Solo, a.k.a. Solomon Becton-Locke, 32, is the voice of the streets in a city where the streets are changing — quickly. This neighborhood, tucked between Petworth and Howard University and known as Park View, is one of most rapidly transforming Zip codes in America due to a soaring white population, according to a 2012 report published by the Thomas B. Fordham Institute.
Solo sees those changes up close. He uses part of his time on the mike in Park View to address newcomers in the neighborhood, largely white residents who have complained that the summer tournament is too loud and draws too many people, with anywhere from 100 to 250 people in the stands. Solo, like most of the game’s spectators and its organizers, is African American.

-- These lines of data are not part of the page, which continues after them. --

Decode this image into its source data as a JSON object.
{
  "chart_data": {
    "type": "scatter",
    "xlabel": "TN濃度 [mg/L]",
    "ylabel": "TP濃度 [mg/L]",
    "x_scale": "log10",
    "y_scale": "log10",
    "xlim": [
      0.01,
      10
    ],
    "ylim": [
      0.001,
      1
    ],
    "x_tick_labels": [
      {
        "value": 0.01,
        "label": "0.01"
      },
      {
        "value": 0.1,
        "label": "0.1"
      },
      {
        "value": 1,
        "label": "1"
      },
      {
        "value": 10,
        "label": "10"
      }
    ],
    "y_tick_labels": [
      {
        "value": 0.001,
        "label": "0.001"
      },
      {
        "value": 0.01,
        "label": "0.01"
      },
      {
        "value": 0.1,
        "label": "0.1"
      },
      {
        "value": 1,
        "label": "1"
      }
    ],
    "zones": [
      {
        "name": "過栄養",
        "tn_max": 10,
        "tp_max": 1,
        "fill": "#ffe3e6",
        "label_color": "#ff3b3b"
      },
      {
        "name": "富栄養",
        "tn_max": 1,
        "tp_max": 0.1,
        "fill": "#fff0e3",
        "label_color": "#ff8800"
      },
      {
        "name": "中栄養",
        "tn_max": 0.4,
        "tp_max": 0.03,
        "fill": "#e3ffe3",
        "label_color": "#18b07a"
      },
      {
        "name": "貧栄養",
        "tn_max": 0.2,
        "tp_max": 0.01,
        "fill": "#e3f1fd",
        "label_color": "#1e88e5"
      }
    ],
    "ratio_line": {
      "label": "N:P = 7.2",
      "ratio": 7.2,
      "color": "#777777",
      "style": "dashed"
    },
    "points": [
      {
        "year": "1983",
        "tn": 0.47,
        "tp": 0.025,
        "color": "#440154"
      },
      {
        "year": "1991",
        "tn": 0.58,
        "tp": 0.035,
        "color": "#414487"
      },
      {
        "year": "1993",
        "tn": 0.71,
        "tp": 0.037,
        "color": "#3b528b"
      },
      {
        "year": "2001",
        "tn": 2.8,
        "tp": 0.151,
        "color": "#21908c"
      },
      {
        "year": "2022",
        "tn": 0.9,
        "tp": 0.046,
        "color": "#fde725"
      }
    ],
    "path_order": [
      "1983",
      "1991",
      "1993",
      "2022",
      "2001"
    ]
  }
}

“I’m gonna give a shout-out to all the newcomers and put into the microphone what people are feeling,” he says. “I think the new folks might actually like us, if they give us a chance because we’re cool like ranch Doritos, blue bag,” he adds with his signature playful grin.
Park View was once a solidly working- and middle-class African American neighborhood of spacious 1920s row homes. The skyline is now pierced by construction cranes building glass-and-steel condos, a block-long upscale supermarket and bars and coffeehouses.
One of Park View’s most famous residents was Eugene Allen, the longtime White House butler whose life was the subject of a 2008 Post story and now a Hollywood movie in “Lee Daniels’ The Butler.” Today, Allen’s street and those surrounding it are papered with “Cash TODAY for your home!” flyers from developers.
The Park View Recreation Center has hosted the Ty Hop basketball tournament every year since the tournament started 11 years ago. It’s one of the biggest events of the summer for Solo, who announces the games three nights a week from mid-June to mid-August. His voice narrates the triumphs and near-misses of 12 teams of athletes age 18 to 30. Team rosters feature college players and former high school standouts.
It’s loud and crowded and a living memorial to Torrone Hopkins, a former Coolidge High School basketball star who was fatally shot in 2002 while sitting in his parked Lincoln Navigator on Warder Street NW, next to the park. Hopkins, who was 22, was listening to an NBA playoff game after a cookout and basketball game. Friends and family, along with the police, said at the time Hopkins had never been in trouble and was likely mistaken for others in the neighborhood who had the same model of car and were being targeted. (He had bought the car two weeks earlier.)